By October 9, 2008No Comments

As a chemical dependency counselor at Visions Adolescent Treatment Center one of my duties is to educate the Adolescents on the disease concept of addiction and alcoholism. As an southern Californian, with a mother who has been sober through Alcoholics Anonymous for the last eight years, I am very familiar and comfortable with the disease concept. I am not going to lie, when my mother first got sober I was an ornery 13 year old teen who believed that the disease concept was an excuse that alcoholics used to disregard their horrid behavior.
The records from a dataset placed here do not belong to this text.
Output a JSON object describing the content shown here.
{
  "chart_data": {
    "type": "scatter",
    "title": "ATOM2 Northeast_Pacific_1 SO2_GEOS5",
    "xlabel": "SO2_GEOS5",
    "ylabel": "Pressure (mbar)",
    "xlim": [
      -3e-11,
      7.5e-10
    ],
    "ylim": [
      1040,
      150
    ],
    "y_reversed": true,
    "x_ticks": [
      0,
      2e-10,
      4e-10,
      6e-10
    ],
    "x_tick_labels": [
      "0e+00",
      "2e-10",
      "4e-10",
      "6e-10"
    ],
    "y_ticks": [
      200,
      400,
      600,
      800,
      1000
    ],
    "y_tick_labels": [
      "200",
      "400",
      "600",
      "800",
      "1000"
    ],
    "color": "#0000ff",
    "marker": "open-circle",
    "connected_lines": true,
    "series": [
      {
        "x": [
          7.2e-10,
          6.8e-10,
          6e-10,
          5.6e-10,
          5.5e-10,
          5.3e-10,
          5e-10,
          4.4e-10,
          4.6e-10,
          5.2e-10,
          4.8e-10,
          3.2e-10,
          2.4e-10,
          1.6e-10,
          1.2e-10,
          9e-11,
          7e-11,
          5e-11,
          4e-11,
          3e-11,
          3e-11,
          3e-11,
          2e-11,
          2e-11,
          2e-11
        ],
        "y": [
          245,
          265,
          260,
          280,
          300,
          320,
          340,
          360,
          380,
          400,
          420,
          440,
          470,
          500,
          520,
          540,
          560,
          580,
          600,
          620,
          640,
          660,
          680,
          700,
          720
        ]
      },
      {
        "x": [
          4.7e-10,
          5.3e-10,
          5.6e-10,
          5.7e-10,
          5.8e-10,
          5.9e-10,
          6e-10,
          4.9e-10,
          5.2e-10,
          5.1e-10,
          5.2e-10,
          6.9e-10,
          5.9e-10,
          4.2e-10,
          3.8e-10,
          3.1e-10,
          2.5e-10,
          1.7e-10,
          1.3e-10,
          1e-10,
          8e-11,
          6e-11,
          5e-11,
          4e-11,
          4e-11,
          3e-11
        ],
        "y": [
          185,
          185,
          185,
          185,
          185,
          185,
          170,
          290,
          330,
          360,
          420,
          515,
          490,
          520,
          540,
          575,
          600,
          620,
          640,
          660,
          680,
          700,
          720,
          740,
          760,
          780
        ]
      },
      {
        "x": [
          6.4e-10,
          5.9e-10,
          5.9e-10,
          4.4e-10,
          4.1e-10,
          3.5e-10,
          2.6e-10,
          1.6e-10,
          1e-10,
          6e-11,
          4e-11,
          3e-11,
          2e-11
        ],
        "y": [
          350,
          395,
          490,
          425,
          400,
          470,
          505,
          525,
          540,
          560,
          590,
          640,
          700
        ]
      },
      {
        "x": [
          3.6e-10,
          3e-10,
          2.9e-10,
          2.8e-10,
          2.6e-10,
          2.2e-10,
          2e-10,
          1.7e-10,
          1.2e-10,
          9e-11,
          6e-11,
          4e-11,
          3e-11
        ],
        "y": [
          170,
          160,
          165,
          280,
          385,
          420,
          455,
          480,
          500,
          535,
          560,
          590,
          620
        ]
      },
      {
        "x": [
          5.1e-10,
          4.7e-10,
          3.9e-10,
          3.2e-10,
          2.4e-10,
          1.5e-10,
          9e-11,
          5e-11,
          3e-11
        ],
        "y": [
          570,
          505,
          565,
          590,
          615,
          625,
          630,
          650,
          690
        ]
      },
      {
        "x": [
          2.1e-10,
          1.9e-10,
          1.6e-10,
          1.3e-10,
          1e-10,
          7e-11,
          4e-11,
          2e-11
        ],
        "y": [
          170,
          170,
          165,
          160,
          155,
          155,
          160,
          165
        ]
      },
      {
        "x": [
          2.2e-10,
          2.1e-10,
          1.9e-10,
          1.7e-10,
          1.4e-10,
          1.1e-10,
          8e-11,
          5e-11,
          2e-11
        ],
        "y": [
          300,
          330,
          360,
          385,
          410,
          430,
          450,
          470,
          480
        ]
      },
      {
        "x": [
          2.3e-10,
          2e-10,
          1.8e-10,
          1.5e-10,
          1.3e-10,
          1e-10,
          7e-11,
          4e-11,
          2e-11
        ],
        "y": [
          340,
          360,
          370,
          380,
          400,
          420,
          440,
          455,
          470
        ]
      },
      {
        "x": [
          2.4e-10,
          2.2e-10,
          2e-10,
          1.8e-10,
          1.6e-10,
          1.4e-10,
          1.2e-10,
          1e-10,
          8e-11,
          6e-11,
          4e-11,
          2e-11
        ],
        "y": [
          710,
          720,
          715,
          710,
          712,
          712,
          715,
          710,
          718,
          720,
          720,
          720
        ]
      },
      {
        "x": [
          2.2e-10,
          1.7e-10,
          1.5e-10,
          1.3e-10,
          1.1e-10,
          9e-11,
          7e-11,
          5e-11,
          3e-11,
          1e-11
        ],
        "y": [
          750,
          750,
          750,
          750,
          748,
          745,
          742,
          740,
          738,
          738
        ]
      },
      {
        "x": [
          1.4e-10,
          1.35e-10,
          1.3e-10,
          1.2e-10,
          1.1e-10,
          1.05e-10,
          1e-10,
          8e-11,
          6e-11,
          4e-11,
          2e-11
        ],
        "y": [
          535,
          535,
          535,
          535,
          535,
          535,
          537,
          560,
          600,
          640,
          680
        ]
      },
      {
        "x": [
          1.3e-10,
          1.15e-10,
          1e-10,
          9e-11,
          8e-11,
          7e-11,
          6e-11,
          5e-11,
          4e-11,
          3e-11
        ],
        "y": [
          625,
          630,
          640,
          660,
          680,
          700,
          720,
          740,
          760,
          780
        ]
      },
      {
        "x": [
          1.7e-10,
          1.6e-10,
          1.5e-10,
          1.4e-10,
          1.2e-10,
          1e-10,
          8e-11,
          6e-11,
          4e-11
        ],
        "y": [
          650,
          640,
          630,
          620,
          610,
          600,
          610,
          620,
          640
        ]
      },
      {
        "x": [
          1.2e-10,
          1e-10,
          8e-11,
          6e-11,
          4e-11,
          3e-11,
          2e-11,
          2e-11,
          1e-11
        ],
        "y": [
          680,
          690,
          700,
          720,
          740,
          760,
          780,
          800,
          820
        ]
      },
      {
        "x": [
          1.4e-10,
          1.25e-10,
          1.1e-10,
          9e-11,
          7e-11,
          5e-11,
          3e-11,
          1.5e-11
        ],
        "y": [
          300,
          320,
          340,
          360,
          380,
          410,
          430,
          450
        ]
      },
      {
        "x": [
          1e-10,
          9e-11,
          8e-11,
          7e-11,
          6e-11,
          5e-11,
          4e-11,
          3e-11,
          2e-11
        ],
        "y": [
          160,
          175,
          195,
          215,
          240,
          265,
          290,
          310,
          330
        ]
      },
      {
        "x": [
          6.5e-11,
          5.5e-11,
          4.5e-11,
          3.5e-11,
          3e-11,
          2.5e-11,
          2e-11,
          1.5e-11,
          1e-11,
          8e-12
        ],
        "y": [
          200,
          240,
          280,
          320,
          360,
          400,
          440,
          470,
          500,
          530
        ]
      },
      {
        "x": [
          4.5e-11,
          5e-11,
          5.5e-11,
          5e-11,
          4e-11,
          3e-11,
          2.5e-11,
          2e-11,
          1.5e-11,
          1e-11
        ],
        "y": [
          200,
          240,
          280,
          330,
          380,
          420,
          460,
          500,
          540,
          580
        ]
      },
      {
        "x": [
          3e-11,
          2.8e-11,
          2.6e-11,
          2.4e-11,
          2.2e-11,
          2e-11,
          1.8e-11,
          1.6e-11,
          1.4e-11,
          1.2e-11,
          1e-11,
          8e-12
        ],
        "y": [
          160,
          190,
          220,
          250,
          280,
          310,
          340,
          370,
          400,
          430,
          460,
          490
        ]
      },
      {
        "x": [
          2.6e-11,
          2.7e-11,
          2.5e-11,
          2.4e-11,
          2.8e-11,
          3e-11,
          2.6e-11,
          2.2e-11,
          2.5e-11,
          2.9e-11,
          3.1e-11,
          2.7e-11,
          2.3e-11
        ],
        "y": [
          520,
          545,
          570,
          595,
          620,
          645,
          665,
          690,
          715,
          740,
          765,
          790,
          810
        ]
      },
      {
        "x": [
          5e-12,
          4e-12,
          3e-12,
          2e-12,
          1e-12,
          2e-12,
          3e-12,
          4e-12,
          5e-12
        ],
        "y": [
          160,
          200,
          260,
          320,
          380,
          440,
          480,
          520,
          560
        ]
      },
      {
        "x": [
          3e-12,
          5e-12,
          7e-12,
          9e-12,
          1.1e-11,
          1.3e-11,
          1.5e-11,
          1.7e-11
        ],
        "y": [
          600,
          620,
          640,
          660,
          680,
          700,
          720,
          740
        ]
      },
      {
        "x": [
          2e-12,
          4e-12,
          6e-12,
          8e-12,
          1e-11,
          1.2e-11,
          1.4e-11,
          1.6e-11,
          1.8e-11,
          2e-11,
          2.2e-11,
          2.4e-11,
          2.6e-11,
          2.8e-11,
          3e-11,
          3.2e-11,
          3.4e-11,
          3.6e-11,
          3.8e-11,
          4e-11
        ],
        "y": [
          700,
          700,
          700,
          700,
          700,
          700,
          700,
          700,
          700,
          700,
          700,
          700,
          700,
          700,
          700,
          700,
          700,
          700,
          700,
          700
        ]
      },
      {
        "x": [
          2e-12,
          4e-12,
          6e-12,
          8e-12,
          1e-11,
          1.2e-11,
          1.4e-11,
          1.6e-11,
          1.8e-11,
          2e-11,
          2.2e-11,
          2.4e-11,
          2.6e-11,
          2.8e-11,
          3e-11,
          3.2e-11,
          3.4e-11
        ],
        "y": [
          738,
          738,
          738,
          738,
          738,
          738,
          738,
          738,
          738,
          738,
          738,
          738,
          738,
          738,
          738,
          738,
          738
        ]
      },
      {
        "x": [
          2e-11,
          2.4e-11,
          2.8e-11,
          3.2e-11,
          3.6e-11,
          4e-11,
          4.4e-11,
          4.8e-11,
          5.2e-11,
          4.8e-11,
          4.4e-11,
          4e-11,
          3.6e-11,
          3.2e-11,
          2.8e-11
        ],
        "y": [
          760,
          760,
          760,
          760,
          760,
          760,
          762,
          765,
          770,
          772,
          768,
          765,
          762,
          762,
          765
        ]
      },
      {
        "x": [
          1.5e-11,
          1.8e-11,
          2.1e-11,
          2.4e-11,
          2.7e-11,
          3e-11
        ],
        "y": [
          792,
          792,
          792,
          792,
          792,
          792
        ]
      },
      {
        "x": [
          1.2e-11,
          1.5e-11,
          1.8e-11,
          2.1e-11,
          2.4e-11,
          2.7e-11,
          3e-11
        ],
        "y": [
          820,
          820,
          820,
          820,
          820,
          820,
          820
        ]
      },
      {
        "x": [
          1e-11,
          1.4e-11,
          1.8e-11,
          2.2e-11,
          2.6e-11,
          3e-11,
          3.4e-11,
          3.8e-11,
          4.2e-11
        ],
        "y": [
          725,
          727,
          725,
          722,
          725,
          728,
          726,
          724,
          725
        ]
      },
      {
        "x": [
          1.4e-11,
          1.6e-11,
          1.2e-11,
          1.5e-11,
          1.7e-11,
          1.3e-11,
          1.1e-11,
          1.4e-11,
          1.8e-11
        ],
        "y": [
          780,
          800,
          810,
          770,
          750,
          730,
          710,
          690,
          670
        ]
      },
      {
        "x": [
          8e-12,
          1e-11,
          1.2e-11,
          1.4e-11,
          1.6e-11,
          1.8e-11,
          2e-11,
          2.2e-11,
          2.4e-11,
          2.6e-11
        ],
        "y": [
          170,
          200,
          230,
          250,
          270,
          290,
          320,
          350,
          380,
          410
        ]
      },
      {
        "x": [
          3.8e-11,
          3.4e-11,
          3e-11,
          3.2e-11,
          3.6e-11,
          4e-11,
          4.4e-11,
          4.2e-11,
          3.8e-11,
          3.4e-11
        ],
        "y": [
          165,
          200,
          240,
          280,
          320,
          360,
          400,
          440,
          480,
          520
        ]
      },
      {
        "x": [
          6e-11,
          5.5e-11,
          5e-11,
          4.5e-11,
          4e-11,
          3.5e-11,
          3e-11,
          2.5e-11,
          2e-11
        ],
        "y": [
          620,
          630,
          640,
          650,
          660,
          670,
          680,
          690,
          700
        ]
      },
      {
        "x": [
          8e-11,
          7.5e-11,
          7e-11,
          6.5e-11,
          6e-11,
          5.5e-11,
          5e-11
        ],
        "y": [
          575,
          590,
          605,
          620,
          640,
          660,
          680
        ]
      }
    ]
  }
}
I thought that alcoholics and drug addicts, not knowing that I was one, needed to buck up and take the blame for their behaviors. (I did not know at this point that the twelve steps were solely aimed at taking responsibility for our actions and making them right.) However, through the process of going to adolescent rehab at Visions Adolescent Treatment Center myself and getting sober I became very familiar with the disease concept and readily accepted it. When people ask what I do for a living, I tell them, with pride, that I am a chemical dependency counselor for adolescents. Many are intrigued to learn more about the recovering community and most people praise me for helping others. Not once have I received negative feedback or people giving me weird looks, as I originally expected. So you could imagine my surprise, when I found out through a gentleman who was touring our facility, that around the world many people are skeptical about the disease concept. When I say skeptical, I mean that the impression that I got was that is was widely discarded as hogwash, for lack of a better term. This gentleman explained to me that he taught a course in the U.K. on the disease concept. He described the way that his students reacted to it and the various ways that he had to go about getting the information to these people without the entire class balking at him. I was speechless. Sometimes, I for one, take for granted the recovering community that I have grown up in, in southern California.